Chercher les racines
Et ce fut un deuxième problème lors de la discussion. La plupart des orateurs ont parlé de la façon de traiter les symptômes de la haine, plutôt que d'analyser les raisons profondes comme a) pourquoi les gens développent des préjugés et b) comment les gens avec les préjugés deviennent violents. Pour cette raison, beaucoup de temps a été consacré à débattre sur la façon de contrôler le discours de haine, comment s'assurer que les victimes signalent les crimes haineux à la police, comment s'assurer que les crimes de haine sont poursuivis et quels sont les moyens pour améliorer la sécurité.
Ces mesures sont nécessaires pour protéger les victimes et rendre la justice, pour dissuader les auteurs et pour renforcer les valeurs de la société de tolérance. Mais ils font peu pour trouver les racines de la haine. Malheureusement, il y avait beaucoup moins de discussion entre les participants autour de la façon d'éduquer les gens contre les préjugés ou comment les empêcher de choisir la violence.
Il y a de plus en plus de recherches (relatives à l'extrême droite et la criminalité de l'extrémisme islamique) qui suggèrent que les sections de la société qui subissent la pauvreté et l'exclusion sociale sont susceptibles à la vulnérabilité et la radicalisation. Cela ne veut pas dire qu'il y a un lien de causalité simple entre la pauvreté et les crimes haineux. Cependant, la pauvreté et la marginalisation sociale, combinées avec d'autres facteurs, produisent les auteurs des crimes de haine dans les populations les plus vulnérables.
Et pourtant, le colloque a donné peu de place, le cas échéant, au problème factuel du quart des enfants dans l'UE qui actuellement risquent la pauvreté et l'exclusion sociale, ni aux groupes minoritaires en Europe qui risquent la marginalisation en raison de la discrimination dans l'éducation, le logement et le marché du travail.
La Commission doit intensifier ces efforts
La commissaire à la Justice, Věra Jourová, qui a clôturé l'événement, a eu raison de souligner que les gouvernements nationaux assument la responsabilité principale pour résoudre ces problèmes.
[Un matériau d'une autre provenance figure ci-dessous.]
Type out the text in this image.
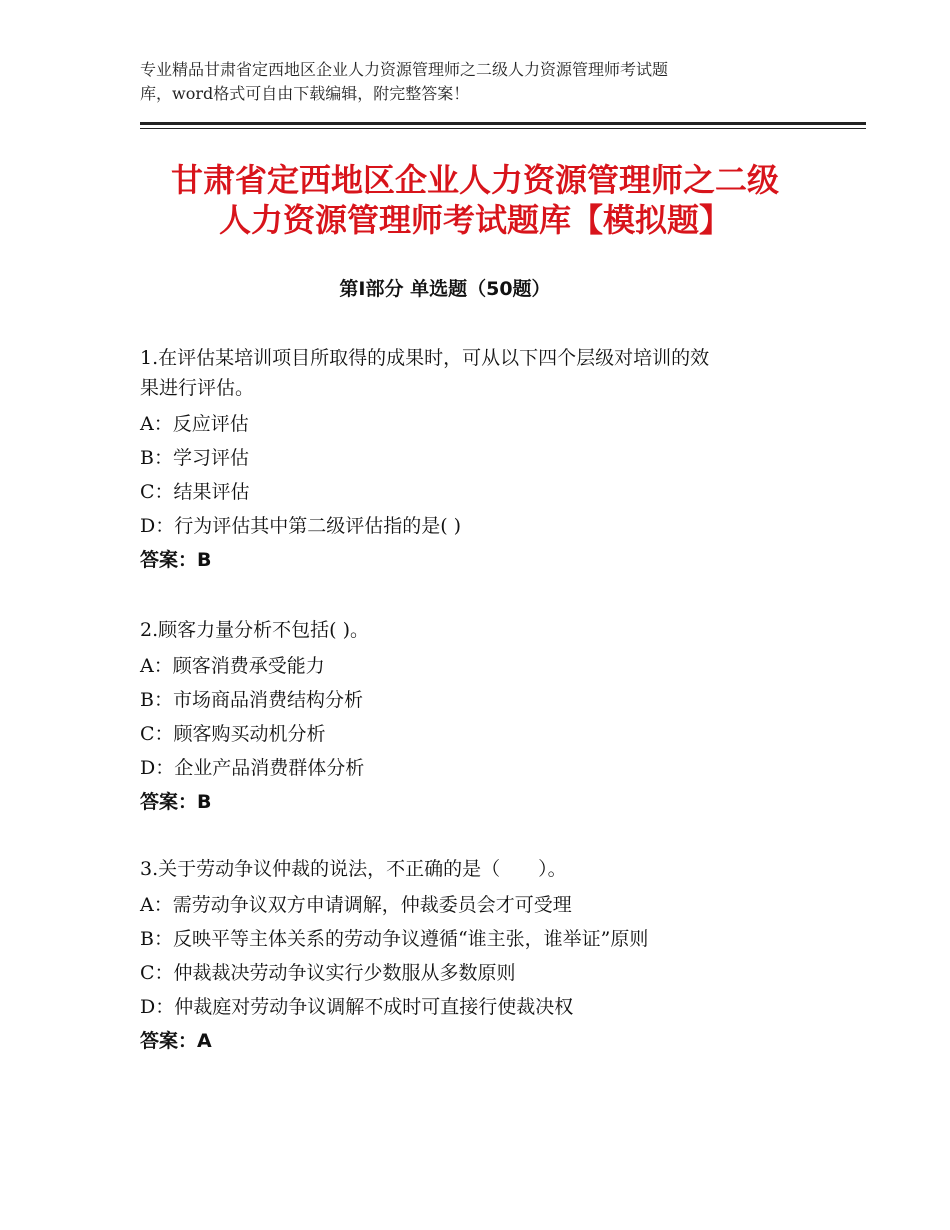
专业精品甘肃省定西地区企业人力资源管理师之二级人力资源管理师考试题
库，word格式可自由下载编辑，附完整答案！
甘肃省定西地区企业人力资源管理师之二级
人力资源管理师考试题库【模拟题】
第Ⅰ部分 单选题（50题）
1.在评估某培训项目所取得的成果时，可从以下四个层级对培训的效
果进行评估。
A：反应评估
B：学习评估
C：结果评估
D：行为评估其中第二级评估指的是( )
答案：B
2.顾客力量分析不包括( )。
A：顾客消费承受能力
B：市场商品消费结构分析
C：顾客购买动机分析
D：企业产品消费群体分析
答案：B
3.关于劳动争议仲裁的说法，不正确的是（　　）。
A：需劳动争议双方申请调解，仲裁委员会才可受理
B：反映平等主体关系的劳动争议遵循“谁主张，谁举证”原则
C：仲裁裁决劳动争议实行少数服从多数原则
D：仲裁庭对劳动争议调解不成时可直接行使裁决权
答案：A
Mais dans de nombreux Etats membres, les politiciens populistes ramassent les votes en attisant la haine et les partis traditionnels considèrent que promouvoir l'égalité pour les groupes marginalisés est un risque politique.
La Commission a le pouvoir de changer cela en application de la législation de l'égalité de l'UE contre les pays qui isolent les minorités ou les privent de l'égalité d'accès à l'éducation et à l'emploi. De même, la Commission pourrait appliquer la législation de l'UE sur les crimes haineux et les discours de haine et d'utiliser son influence politique en condamnant les promoteurs de haine. Elle pourrait également mettre des fonds à la disposition des ONG pour aider les victimes à faire appliquer le droit communautaire par les tribunaux.
Malheureusement, la Commission est hésitante quand il s’agit de la protection des droits fondamentaux dans l'UE. Elle a récemment ouvert ses deux premiers cas contre les gouvernements pour discrimination contre une minorité ethnique. Si les décideurs veulent éradiquer les crimes de haine, ils ont besoin d'attaquer et les symptômes et les causes. Et lorsque les autorités nationales font partie du problème, la Commission doit intensifier ses efforts et faire respecter la loi.